Chair: Éilis Ní Mháirtin
Join us in reclaiming Women's Day ✊
International Working Women's Day (IWWD) traces its origins to the labour movements of Europe and North America in the early 20th century. At the 1910 International Conference of Socialist Women in Copenhagen, Clara Zetkin proposed the annual celebration of a day dedicated to women's struggle for equality and emancipation.
Every economic system in the past—slavery, feudalism, and capitalism—has been founded on the exploitation of one class by another. Invariably, women are the most exploited in every system that has existed.

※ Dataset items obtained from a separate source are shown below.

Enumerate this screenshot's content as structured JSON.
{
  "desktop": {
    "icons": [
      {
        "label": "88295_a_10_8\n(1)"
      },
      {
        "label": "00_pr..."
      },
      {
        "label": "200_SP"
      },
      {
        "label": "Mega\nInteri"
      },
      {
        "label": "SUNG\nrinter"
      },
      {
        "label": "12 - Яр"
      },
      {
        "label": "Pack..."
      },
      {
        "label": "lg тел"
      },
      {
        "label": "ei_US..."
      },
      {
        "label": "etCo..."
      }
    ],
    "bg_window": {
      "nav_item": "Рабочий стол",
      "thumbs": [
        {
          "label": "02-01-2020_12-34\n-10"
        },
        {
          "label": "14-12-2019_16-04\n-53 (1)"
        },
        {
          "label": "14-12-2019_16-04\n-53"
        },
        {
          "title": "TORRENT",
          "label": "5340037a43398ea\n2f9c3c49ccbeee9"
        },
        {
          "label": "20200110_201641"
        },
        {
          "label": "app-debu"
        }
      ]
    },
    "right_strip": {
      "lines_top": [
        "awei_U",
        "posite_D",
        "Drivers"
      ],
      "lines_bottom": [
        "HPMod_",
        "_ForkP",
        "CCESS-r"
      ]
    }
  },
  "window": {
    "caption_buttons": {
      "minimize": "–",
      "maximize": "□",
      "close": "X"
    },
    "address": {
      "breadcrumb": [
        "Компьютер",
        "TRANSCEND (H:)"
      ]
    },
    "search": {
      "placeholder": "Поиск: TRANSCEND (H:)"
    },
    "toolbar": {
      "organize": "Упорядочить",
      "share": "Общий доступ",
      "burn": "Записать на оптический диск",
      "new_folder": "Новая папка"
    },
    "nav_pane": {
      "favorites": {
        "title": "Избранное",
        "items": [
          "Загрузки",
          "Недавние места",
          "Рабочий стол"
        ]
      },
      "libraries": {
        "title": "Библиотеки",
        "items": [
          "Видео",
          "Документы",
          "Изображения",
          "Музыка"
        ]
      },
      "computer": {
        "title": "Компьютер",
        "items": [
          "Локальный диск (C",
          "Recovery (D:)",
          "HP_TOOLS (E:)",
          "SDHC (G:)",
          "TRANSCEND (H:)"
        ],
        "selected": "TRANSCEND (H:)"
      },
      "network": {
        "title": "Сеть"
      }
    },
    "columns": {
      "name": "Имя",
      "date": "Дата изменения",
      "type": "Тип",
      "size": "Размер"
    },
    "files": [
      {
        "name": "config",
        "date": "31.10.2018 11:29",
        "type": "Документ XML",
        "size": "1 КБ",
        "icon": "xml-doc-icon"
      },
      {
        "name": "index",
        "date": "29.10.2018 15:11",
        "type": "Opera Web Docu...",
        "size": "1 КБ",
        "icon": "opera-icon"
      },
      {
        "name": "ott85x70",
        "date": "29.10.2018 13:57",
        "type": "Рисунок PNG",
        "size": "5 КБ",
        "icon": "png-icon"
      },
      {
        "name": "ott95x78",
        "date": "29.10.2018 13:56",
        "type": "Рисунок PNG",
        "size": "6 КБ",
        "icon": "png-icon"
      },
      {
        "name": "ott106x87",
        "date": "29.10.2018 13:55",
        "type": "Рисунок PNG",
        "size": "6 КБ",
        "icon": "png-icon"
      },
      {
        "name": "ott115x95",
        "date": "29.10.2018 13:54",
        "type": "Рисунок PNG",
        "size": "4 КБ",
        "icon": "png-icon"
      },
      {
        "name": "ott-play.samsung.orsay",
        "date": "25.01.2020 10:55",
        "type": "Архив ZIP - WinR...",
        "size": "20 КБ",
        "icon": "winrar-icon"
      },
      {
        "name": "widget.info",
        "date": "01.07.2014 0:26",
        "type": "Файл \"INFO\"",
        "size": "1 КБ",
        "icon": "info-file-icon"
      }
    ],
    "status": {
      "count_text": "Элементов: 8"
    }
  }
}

The World Inequality Report (WIR) states that globally, women earn only one-third of all labour income. When unpaid domestic labour is factored in, women continue to work longer hours than men across the world. They not only work more hours but are also paid less. This unpaid domestic work creates barriers to opportunities in the formal labour market, deepening gender inequality.
As it does with all revolutionary traditions, capitalism attempts to empty International Working Womens Day of its class content. It transforms this day into a commercial opportunity, a means to sell commodities and generate profit, obscuring the radical history and struggle from which it was born. The working class has a duty to reclaim International Working Women's Day. We must remind ourselves of the monumental achievements of women in the movement toward socialism and stand together in the struggle to create a peaceful new world—one without any form of oppression: class, gender, race, or caste.
Socialism is impossible without women's liberation, and women's liberation is impossible without socialism.